Omgeo recently tied up with Chinese software provider Shenzen YSS Tech to bring greater automation to cross-border equity and fixed income trade processing for mainland clients.
The partnership will link Omgeo’s Central Trade Manager – an international and domestic equity and fixed income transactions matching system – with YSS Tech’s GoldenFinger – a financial valuation management product – and SPOMS, an investment transaction management solution.
“Because the solutions link YSS Tech’s financial valuation system and investment transaction management system for Omgeo CTM through a data bridge, the design provides a solution for users of either YSS product as well as those using both products at the same time,” said Chen Zhenfei, vice president of YSS Tech’s Product Center.
Chinese investment managers will now be able to benefit from increased settlement efficiency and reduced counterparty risk on international transactions, as well as connecting with Omgeo’s worldwide network of 6,500 brokers and investment managers through a local-language interface.
Since the inception of the Qualified Domestic Institutional Investor (QDII) program in 2007, Chinese investment managers have become more sophisticated in terms of diversifying investment strategies and risk/compliance controls, according to Cornelia ‘Nellie’ Dagdag, executive director of sales and solution delivery at Omgeo. “This is reflected by the overwhelming reaction to the adoption of electronic trade confirmation solutions in the market.”
“China is speeding up the process of internationalisation, and our clients are gearing up to adopt global best practices and standards,” Dagdag told the TRADEnews.com.
Chinese QDII firms have grown to be more selective and informed in their cross-border trade investment choices, according to Dagdag.
“When these firms initially started investing beyond their borders, they had gone mostly after the brand names.
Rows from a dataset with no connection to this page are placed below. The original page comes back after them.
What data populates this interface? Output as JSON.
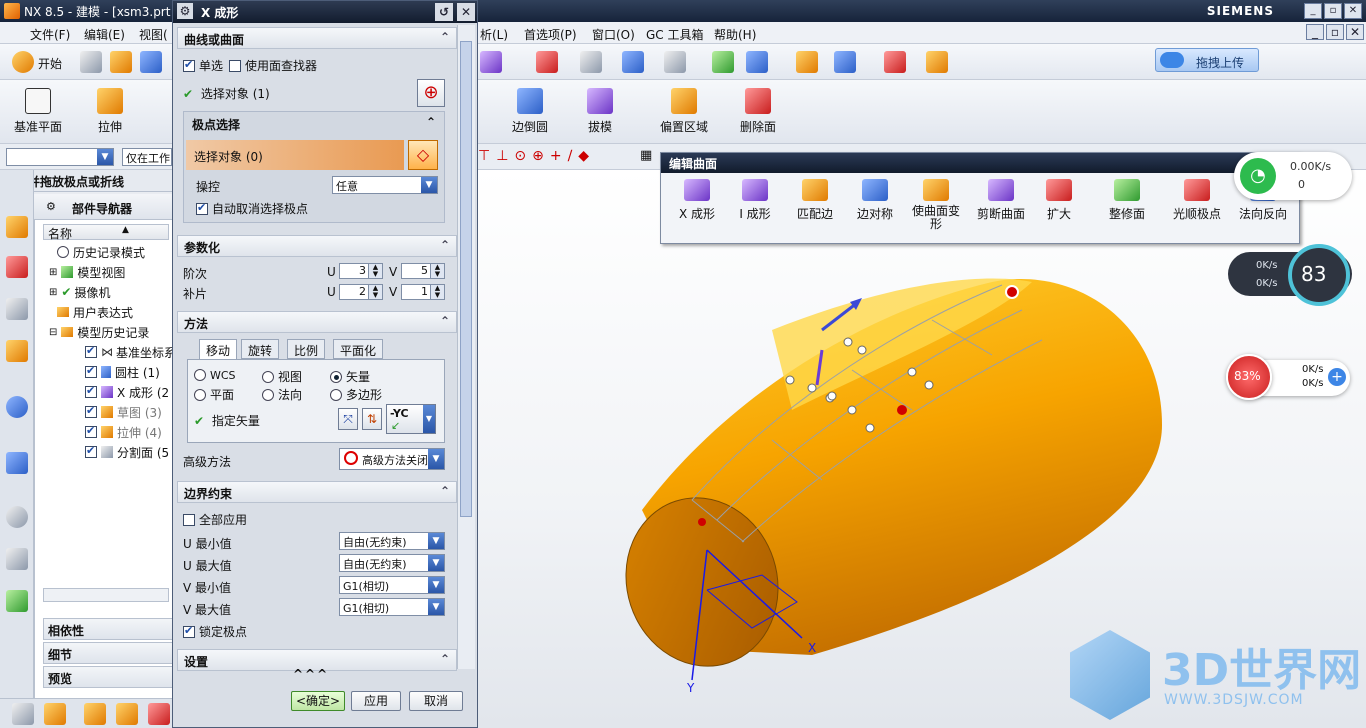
{
  "window": {
    "title": "NX 8.5 - 建模 - [xsm3.prt",
    "brand": "SIEMENS",
    "controls": [
      "_",
      "▫",
      "✕"
    ]
  },
  "menubar": {
    "items": [
      "文件(F)",
      "编辑(E)",
      "视图(",
      "析(L)",
      "首选项(P)",
      "窗口(O)",
      "GC 工具箱",
      "帮助(H)"
    ],
    "right_controls": [
      "_",
      "▫",
      "✕"
    ]
  },
  "toolbar": {
    "start_label": "开始",
    "upload_label": "拖拽上传",
    "big_buttons": [
      "基准平面",
      "拉伸",
      "边倒圆",
      "拔模",
      "偏置区域",
      "删除面"
    ]
  },
  "selection_bar": {
    "filter_value": "仅在工作",
    "hint": "选择并拖放极点或折线",
    "count": "0"
  },
  "navigator": {
    "title": "部件导航器",
    "column_header": "名称",
    "items": [
      {
        "label": "历史记录模式",
        "indent": 1
      },
      {
        "label": "模型视图",
        "indent": 0
      },
      {
        "label": "摄像机",
        "indent": 0
      },
      {
        "label": "用户表达式",
        "indent": 1
      },
      {
        "label": "模型历史记录",
        "indent": 0
      },
      {
        "label": "基准坐标系",
        "indent": 2
      },
      {
        "label": "圆柱 (1)",
        "indent": 2
      },
      {
        "label": "X 成形 (2",
        "indent": 2
      },
      {
        "label": "草图 (3)",
        "indent": 2
      },
      {
        "label": "拉伸 (4)",
        "indent": 2
      },
      {
        "label": "分割面 (5",
        "indent": 2
      }
    ],
    "bottom_sections": [
      "相依性",
      "细节",
      "预览"
    ]
  },
  "dialog": {
    "title": "X 成形",
    "curve_surface": {
      "header": "曲线或曲面",
      "single_select_label": "单选",
      "face_finder_label": "使用面查找器",
      "select_object_label": "选择对象 (1)"
    },
    "pole_selection": {
      "header": "极点选择",
      "select_object_label": "选择对象 (0)",
      "manip_label": "操控",
      "manip_value": "任意",
      "auto_deselect_label": "自动取消选择极点"
    },
    "parameterize": {
      "header": "参数化",
      "degree_label": "阶次",
      "patch_label": "补片",
      "u_letter": "U",
      "v_letter": "V",
      "degree_u": "3",
      "degree_v": "5",
      "patch_u": "2",
      "patch_v": "1"
    },
    "method": {
      "header": "方法",
      "tabs": [
        "移动",
        "旋转",
        "比例",
        "平面化"
      ],
      "options": [
        "WCS",
        "视图",
        "矢量",
        "平面",
        "法向",
        "多边形"
      ],
      "selected": "矢量",
      "specify_vector_label": "指定矢量",
      "vector_value": "-YC",
      "advanced_label": "高级方法",
      "advanced_value": "高级方法关闭"
    },
    "boundary": {
      "header": "边界约束",
      "apply_all_label": "全部应用",
      "rows": [
        {
          "label": "U 最小值",
          "value": "自由(无约束)"
        },
        {
          "label": "U 最大值",
          "value": "自由(无约束)"
        },
        {
          "label": "V 最小值",
          "value": "G1(相切)"
        },
        {
          "label": "V 最大值",
          "value": "G1(相切)"
        }
      ],
      "lock_poles_label": "锁定极点"
    },
    "settings_header": "设置",
    "buttons": {
      "ok": "<确定>",
      "apply": "应用",
      "cancel": "取消"
    }
  },
  "edit_surface_toolbar": {
    "title": "编辑曲面",
    "buttons": [
      "X 成形",
      "I 成形",
      "匹配边",
      "边对称",
      "使曲面变形",
      "剪断曲面",
      "扩大",
      "整修面",
      "光顺极点",
      "法向反向"
    ]
  },
  "widgets": {
    "net_speed": "0.00K/s",
    "net_count": "0",
    "cpu_up": "0K/s",
    "cpu_down": "0K/s",
    "cpu_percent": "83",
    "mem_percent": "83%",
    "mem_up": "0K/s",
    "mem_down": "0K/s"
  },
  "viewport": {
    "axis_x": "X",
    "axis_y": "Y",
    "watermark_title": "3D世界网",
    "watermark_url": "WWW.3DSJW.COM"
  },
  "colors": {
    "model": "#f5a000",
    "title_dark": "#16233a",
    "accent_blue": "#2a56a8"
  }
}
Now, based on multiple factors, we have seen that many regional brokers are winning business from these Chinese firms,” said Dagdag.
Relationships between the buy-side and sell-side are also undergoing changes, suggested Dagdag, with “Chinese QDII investment managers demanding higher standards from their brokers,” including the provision of proper counterparty risk management solutions.
Omgeo has gained significant market share in China since its entry in 2009, with eight out of the top 10 QDII funds – as ranked by chinafund.cn – using Omgeo CTM to match cross-border trades, by April this year.
Meanwhile, YSS Tech’s GoldenFinger system enjoys more than 85% market share in China. Established in 2001, YSS Tech provides software solutions to companies across the financial services spectrum in the mainland.
If direct connectivity between Chinese investors and their global counterparts does continue to become more convenient and commonplace, the obvious loser would be Hong Kong, which has been benefiting in recent years from its status as a conduit between the two.